The Australian Taxation Office (ATO) has identified the following most common mistakes in relation to claiming tax deductions for business expenses in the tax returns:
- If a taxpayer uses a motor vehicle entirely for business purposes, the taxpayer is entitled to claim a deduction for the total operating costs of the vehicle. This situation is rare because most vehicles have some private use. Tradesmen most commonly have wholly business use vehicles because they regularly travel from home to a range of sites; in this case, minor private usage is ignored by the ATO.
- If the motor vehicle is used partly for business and partly for private purposes, the tax deduction for the operating costs of the car must be apportioned to reflect the business proportion;
- In any ATO review of tax deductions claimed for motor vehicles, the business use percentage must be supported by a logbook that records the business kilometers travelled during a continuous 12-week period. The logbook must record the date and nature of each trip. The law requires the logbook record to be updated every 5 years or where the business use percentage significantly changes at any time. Failure to maintain a logbook may result in the ATO denying the tax deductions claimed with consequent penalties being imposed.
- Business expenses incurred by a taxpayer must be kept separately from the taxpayer’s private expenses (for example rent of home, fines, travel, food and renovations of a private residence). Ideally, private expenses should be paid from a separate bank account(s) from the bank account(s) used for business expenses – failure to do this may result in the denial of tax deductions and the imposition of fringe benefits tax;
- If the taxpayer is registered for GST, the GST exclusive income and expense amounts must be reported in the business’s income tax return. GST inclusive amounts can only be reported in the income tax return if the taxpayer is not registered for GST. Registration for GST is usually required when a taxpayer’s aggregate annual turnover exceeds $75,000 – in many cases, taxpayers with less turnover register for GST to give them commercial legitimacy i.e. customers become nervous if GST is not being charged;
- If the taxpayer’s accounting software is upgraded, the business and private expense codes should be reviewed; and
According to the ATO, the following three conditions for claiming tax deductions for business expenses must be satisfied:
- The expense must be incurred in relation to the taxpayer’s business and not for private purposes;
- If the expense was incurred partly for business and partly for private purposes, only the business proportion can be claimed as a tax deduction; and
- The taxpayer must keep adequate records for a period of at least 5 years.

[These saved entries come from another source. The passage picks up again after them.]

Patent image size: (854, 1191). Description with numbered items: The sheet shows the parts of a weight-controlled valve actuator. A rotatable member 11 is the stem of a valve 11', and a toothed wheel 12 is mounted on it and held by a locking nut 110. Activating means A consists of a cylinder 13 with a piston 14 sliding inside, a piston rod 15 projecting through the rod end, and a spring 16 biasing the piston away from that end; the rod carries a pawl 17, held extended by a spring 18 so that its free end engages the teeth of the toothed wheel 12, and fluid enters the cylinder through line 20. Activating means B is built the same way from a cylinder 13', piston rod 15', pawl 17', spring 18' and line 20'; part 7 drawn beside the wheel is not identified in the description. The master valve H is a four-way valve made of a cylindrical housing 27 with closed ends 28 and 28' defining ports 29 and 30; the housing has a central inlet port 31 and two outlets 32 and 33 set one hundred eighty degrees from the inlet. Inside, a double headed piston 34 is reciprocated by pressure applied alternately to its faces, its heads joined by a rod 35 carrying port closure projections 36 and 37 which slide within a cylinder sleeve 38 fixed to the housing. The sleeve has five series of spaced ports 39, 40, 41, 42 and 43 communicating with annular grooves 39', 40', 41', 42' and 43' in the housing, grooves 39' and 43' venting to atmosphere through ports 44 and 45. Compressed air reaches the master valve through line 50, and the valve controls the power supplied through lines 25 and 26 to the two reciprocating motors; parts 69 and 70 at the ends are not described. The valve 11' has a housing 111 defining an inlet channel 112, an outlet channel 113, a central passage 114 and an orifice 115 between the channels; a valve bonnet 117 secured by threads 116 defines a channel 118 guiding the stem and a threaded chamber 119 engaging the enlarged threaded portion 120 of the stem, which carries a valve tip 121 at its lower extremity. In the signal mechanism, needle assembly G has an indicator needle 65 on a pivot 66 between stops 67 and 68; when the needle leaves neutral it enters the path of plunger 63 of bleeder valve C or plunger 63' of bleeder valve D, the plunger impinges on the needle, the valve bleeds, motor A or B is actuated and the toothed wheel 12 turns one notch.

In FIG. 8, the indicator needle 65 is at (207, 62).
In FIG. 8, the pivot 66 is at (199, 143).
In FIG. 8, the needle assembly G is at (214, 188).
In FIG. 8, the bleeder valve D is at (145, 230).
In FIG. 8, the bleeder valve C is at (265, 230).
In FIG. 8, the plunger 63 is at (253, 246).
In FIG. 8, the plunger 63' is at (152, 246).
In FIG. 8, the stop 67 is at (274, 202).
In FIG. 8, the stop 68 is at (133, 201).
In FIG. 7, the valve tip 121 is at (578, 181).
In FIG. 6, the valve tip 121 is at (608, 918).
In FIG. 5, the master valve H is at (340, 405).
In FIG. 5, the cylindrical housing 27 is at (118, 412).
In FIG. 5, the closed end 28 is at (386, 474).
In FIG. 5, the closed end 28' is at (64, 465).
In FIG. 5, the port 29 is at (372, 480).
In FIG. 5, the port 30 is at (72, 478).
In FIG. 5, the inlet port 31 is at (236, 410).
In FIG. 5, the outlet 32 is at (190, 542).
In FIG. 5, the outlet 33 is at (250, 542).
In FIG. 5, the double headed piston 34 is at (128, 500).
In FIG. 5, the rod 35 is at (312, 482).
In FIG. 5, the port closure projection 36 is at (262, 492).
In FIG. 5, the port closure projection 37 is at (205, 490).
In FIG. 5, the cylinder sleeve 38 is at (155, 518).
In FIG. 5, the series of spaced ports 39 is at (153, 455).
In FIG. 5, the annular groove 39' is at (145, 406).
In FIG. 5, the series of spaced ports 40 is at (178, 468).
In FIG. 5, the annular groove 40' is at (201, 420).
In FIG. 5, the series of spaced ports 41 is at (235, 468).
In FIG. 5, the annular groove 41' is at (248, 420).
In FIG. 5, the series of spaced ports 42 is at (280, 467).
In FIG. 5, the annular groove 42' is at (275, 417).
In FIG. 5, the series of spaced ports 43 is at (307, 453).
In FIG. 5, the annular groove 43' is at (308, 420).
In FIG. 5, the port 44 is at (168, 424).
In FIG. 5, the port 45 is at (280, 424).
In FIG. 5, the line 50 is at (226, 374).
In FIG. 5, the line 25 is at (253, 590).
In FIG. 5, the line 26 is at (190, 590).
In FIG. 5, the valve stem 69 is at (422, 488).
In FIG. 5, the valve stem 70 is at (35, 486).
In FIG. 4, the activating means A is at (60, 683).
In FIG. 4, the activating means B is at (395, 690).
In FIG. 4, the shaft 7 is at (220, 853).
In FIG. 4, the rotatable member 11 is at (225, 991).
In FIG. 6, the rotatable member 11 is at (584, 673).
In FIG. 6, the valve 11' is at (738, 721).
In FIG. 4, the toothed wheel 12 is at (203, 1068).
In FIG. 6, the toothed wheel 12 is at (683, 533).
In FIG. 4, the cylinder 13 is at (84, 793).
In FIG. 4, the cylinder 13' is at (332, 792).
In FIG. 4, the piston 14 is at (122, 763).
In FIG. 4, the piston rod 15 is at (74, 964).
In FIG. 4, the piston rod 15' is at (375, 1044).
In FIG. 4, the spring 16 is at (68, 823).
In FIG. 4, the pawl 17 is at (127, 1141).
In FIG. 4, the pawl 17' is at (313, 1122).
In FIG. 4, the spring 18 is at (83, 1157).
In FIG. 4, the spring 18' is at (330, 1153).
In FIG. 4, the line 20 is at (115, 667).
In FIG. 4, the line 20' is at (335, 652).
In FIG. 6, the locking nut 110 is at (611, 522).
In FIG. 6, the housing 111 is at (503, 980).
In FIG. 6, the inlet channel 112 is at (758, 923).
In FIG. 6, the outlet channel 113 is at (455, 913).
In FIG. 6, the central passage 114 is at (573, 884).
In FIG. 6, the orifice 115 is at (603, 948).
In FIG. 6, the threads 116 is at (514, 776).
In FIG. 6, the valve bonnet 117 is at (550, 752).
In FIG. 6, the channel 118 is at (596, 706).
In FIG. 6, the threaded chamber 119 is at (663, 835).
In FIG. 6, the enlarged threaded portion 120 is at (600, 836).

For capital gains tax assets, the records must be kept for 5 years after the disposal of a CGT asset – this means that records, in relation to a CGT asset such as shares or property purchased in 1995 and sold in 2019, must be retained until 2024, 19 years after purchase.
Keeping Records – Basic Rules for Small Businesses
Generally, for tax purposes records must be kept in an accessible form (printed or electronic).
- Explain all transactions;
- Be in writing (electronic or paper);
- Be in English or in a form that can be easily converted.
Penalties can be imposed for not keeping or retaining relevant records in a manner required by taxation law.
According to the ATO, keeping electronic records is better and a more comfortable solution for small businesses. Retaining records in electronic format allows the taxpayer to manage them more efficiently. Preserving electronic records is also a safer way of storing in case of unforeseeable events, such as like floods or fires. Despite the ATO’s preference for electronic records, the taxpayer must also be able to access those records for many years into the future; that is, software must be retained to read older records/data.